Si un jour, un évangéliste américain veut vous soigner de vos néfastes penchants, dites-lui que votre pasteur s’appelle Mel White. En deux secondes, votre interlocuteur aura décampé. Ledit Mel White a en effet provoqué un scandale national lorsqu’il a fait son coming out en 1993: lui qui était le «nègre» de célèbres pasteurs évangélistes tels que Billy Graham ou Jerry Falwell a quitté sa femme pour… un homme, Gary Nixon. De quoi aller en enfer même s’il a essayé de se débarrasser de son «péché» par la prière, la psychanalyse, les médicaments et les séances d’exorcisme. Ce qui compte, c’est que pour la majorité des 70 à 80 millions d’Américains qui adhèrent à un mouvement évangélique, l’homosexualité est une punition divine.

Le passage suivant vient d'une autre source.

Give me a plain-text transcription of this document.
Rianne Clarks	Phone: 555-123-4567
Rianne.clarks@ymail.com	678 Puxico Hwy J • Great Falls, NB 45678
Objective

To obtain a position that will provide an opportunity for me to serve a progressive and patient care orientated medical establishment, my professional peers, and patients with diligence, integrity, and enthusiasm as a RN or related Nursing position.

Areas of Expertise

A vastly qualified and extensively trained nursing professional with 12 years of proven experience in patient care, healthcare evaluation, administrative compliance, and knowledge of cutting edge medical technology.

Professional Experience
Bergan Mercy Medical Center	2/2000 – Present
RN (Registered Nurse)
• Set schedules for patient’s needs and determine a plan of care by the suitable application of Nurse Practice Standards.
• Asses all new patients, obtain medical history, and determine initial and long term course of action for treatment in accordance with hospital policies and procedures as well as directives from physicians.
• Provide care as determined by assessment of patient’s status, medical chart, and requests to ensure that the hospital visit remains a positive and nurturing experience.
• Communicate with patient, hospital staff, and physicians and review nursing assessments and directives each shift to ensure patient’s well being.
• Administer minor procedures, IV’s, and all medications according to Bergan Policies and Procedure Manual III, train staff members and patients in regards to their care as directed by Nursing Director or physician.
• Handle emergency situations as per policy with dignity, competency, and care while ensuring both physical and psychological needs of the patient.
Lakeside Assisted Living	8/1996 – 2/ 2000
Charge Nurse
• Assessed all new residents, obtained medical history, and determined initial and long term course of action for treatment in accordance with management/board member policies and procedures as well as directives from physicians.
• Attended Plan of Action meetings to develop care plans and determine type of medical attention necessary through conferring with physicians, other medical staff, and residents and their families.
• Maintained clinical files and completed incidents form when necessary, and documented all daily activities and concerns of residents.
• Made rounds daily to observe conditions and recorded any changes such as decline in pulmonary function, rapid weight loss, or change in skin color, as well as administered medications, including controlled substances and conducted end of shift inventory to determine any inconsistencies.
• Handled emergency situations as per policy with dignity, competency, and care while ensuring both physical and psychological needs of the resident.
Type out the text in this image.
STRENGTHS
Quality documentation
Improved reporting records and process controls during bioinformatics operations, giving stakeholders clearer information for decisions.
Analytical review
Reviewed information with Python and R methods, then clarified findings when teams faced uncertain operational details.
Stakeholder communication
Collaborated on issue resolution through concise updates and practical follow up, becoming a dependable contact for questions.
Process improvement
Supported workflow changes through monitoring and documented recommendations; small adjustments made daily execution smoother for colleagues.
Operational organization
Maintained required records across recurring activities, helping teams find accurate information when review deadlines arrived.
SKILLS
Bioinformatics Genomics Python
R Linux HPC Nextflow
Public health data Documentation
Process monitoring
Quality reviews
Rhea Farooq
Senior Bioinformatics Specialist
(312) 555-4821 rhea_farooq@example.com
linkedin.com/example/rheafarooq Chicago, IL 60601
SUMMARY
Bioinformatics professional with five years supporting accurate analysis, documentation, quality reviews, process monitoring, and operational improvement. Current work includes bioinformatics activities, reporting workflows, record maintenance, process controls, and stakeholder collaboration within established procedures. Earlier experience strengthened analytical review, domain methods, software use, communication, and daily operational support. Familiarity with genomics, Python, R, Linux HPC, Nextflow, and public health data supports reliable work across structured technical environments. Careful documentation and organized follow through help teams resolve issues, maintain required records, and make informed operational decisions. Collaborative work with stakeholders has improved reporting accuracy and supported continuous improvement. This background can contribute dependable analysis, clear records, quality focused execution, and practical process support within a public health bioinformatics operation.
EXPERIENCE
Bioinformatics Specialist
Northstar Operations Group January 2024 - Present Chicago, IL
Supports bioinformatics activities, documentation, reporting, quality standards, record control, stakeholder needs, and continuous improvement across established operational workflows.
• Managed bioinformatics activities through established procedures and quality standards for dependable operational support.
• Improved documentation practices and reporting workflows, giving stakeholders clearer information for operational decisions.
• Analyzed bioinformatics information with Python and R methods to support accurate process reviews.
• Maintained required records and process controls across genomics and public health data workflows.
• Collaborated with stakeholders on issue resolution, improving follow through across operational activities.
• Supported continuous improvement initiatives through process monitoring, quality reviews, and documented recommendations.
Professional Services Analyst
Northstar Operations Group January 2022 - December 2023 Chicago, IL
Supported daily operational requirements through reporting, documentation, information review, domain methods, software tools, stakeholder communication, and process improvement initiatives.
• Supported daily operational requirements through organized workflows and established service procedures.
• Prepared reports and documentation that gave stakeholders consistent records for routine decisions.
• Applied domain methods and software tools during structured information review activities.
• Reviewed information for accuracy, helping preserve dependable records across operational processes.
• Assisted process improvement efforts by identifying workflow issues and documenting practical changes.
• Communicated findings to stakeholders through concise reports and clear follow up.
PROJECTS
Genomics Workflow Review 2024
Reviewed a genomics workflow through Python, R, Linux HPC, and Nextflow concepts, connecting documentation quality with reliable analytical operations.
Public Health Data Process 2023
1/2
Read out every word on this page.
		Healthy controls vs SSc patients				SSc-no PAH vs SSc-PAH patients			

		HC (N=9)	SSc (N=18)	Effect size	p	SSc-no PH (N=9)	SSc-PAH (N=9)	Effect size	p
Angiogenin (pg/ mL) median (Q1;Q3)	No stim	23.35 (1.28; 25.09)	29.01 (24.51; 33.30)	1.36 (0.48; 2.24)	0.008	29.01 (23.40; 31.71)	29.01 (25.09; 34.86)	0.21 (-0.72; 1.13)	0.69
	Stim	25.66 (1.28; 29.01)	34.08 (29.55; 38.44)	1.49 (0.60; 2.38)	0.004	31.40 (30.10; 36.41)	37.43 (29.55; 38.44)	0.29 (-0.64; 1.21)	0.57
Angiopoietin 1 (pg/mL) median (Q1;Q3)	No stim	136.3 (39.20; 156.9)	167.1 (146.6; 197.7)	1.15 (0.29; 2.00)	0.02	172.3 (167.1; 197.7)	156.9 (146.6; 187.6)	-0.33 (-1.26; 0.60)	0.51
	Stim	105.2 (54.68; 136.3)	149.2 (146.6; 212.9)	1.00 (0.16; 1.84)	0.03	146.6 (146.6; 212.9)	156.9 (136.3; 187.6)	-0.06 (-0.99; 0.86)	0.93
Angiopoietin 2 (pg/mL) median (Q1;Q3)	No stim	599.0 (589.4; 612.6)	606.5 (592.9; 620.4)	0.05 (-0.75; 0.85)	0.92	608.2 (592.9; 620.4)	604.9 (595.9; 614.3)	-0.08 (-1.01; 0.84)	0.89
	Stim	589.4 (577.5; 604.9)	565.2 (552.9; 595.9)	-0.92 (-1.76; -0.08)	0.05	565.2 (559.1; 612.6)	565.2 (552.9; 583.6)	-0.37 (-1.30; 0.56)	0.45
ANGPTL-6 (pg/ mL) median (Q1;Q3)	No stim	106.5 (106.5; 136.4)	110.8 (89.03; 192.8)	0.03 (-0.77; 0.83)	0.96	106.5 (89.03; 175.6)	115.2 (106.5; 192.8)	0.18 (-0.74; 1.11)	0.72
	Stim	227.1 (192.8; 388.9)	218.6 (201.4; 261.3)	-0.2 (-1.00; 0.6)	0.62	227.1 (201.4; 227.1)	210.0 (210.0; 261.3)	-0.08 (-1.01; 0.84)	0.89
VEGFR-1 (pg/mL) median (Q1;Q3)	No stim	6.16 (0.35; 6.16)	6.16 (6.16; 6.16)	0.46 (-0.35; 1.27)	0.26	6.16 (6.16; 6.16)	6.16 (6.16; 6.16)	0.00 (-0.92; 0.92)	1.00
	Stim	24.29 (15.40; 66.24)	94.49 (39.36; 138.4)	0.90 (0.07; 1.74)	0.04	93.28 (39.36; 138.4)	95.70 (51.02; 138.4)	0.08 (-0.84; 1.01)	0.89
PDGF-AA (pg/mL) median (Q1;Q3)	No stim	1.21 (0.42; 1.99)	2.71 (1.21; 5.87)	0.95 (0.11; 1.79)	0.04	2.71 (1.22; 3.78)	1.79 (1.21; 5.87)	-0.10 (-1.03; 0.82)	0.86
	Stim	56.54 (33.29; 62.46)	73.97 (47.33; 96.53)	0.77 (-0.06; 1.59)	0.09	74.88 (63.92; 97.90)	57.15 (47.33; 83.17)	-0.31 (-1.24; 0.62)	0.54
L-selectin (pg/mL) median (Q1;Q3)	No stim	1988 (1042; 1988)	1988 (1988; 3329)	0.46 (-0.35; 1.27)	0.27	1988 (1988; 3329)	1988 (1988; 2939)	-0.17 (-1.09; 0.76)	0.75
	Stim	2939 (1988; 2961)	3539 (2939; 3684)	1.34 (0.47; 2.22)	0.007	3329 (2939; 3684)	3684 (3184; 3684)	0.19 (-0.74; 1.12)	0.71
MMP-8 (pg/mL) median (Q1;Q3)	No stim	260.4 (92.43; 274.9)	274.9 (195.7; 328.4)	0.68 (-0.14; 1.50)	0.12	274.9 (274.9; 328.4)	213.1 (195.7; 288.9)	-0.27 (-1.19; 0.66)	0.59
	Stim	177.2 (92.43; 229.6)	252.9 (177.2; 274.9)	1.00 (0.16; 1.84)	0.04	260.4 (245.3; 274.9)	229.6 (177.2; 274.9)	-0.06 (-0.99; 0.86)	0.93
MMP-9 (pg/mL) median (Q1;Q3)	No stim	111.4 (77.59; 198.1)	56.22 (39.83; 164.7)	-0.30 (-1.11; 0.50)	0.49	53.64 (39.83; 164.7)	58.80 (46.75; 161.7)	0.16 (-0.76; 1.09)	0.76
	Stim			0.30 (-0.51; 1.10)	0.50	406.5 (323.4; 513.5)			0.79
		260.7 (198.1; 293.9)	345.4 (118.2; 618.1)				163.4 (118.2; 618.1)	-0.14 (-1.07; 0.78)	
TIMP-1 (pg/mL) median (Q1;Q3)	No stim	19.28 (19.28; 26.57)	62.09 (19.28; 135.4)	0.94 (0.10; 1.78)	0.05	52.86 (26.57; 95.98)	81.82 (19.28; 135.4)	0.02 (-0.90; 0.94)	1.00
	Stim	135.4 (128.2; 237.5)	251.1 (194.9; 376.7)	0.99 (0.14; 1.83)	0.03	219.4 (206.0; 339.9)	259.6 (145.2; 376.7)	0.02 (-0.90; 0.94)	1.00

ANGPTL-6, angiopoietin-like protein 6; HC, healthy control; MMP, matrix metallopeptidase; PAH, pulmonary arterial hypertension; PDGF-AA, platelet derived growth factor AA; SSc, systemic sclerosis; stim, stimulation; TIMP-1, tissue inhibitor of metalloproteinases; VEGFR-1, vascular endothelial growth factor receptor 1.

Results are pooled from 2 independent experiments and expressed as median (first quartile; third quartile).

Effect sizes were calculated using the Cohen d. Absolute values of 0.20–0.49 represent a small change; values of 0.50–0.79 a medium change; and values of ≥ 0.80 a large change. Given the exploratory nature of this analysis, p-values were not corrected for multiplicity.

D’autres se vantent d’avoir réussi là où Mel White a échoué: les pasteurs gays repentis. L’un d’eux, Andrew Comiskey, a un blog explicite (formerlygay.wordpress.com) et a écrit dans un de ses livres: «Chaque fois qu’un individu, chrétien ou non, abandonne son corps à autrui pour en recevoir une gratification érotique en dehors de l’alliance hétérosexuelle du mariage, il rend un culte à Baal». Un autre repenti, Tim Wilkins, écrit que «le contraire de l’homosexualité, c’est la sainteté!» sur christiananswers.net. Etre gay, dans certains coins des Etats-Unis, ce n’est pas seulement un péché, c’est aussi une insulte politique. Le Tea Party (mouvement très conservateur) a ainsi fait pression sur Lindsay Graham, un républicain, pour qu’il avoue sa supposée homosexualité. Il ne doit pas être le seul. Et si vous croyiez être à l’abri en Europe, détrompez-vous: le quotidien français «Le Point» racontait début novembre qu’à Toulouse, une association évangéliste propose des cours pour vivre une «saine hétérosexualité». Ça vous tente?

A découvrir

Quelques pistes, loin d’être exhaustives, pour poursuivre la réflexion.

Sites Internet
http://www.davidetjonathan.com/
Un site français très complet, qui vise principalement un public gay chrétien, avec témoignages, vidéos, livres et adresses utiles.
http://www.beit-haverim.com/
Le portail français pour les gays et lesbiennes juifs de France, qui présente une des plus anciennes associations traitant du sujet: «Beit Haverim» a été crée en 1977!
http://www.homosexuels-musulmans.org/
Un des nombreux site Internet qui propose une aide aux personnes de confession musulmane, et des pistes de réflexion à travers des textes novateurs et des réunions.

Livres
«Gay Kâma Sûtra», Terry Sanderson, 2003, Editions Contre-Dires. Un livre amusant et instructif sur la manière dont le fameux livre aborde la question de l’homosexualité!
«Gays et lesbiennes: humanité, amour et spiritualité», éditions Saint-Augustin, 2009. Deux prêtres spécialisés dans l’accompagnement spirituel se sont interrogés sur la place des homosexuels dans l’Eglise, et la manière de les accueillir.
«La sexualité en Islam», Abdelwahab Bouhdiba, Editions PUF, 2003. Une réflexion sur la place de l’érotisme et de l’homosexualité dans l’islam.

Films
«La bulle», Eytan Fox, 2003. L’histoire de trois jeunes Israéliens, une femme et deux hommes, qui vivent en cherchant à ignorer le conflit israélo-palestinien. Un jour, le regard de l’un d’eux croise celui d’un Palestinien à un checkpoint… Un film bouleversant.
«Tu n’aimeras point», Haim Tabakman, 2009. Une oeuvre remarquable qui aborde la question ultra-taboue de l’homosexualité dans les milieux ultra-orthodoxes en Israël.
«A Jihad for love», Parvez Sharma, 2007. Le réalisateur a promené sa caméra en Inde, au Pakistan, en Iran, en Egypte, en Afrique du Sud, au Moyen-Orient et en France, et donné la parole à des gays musulmans.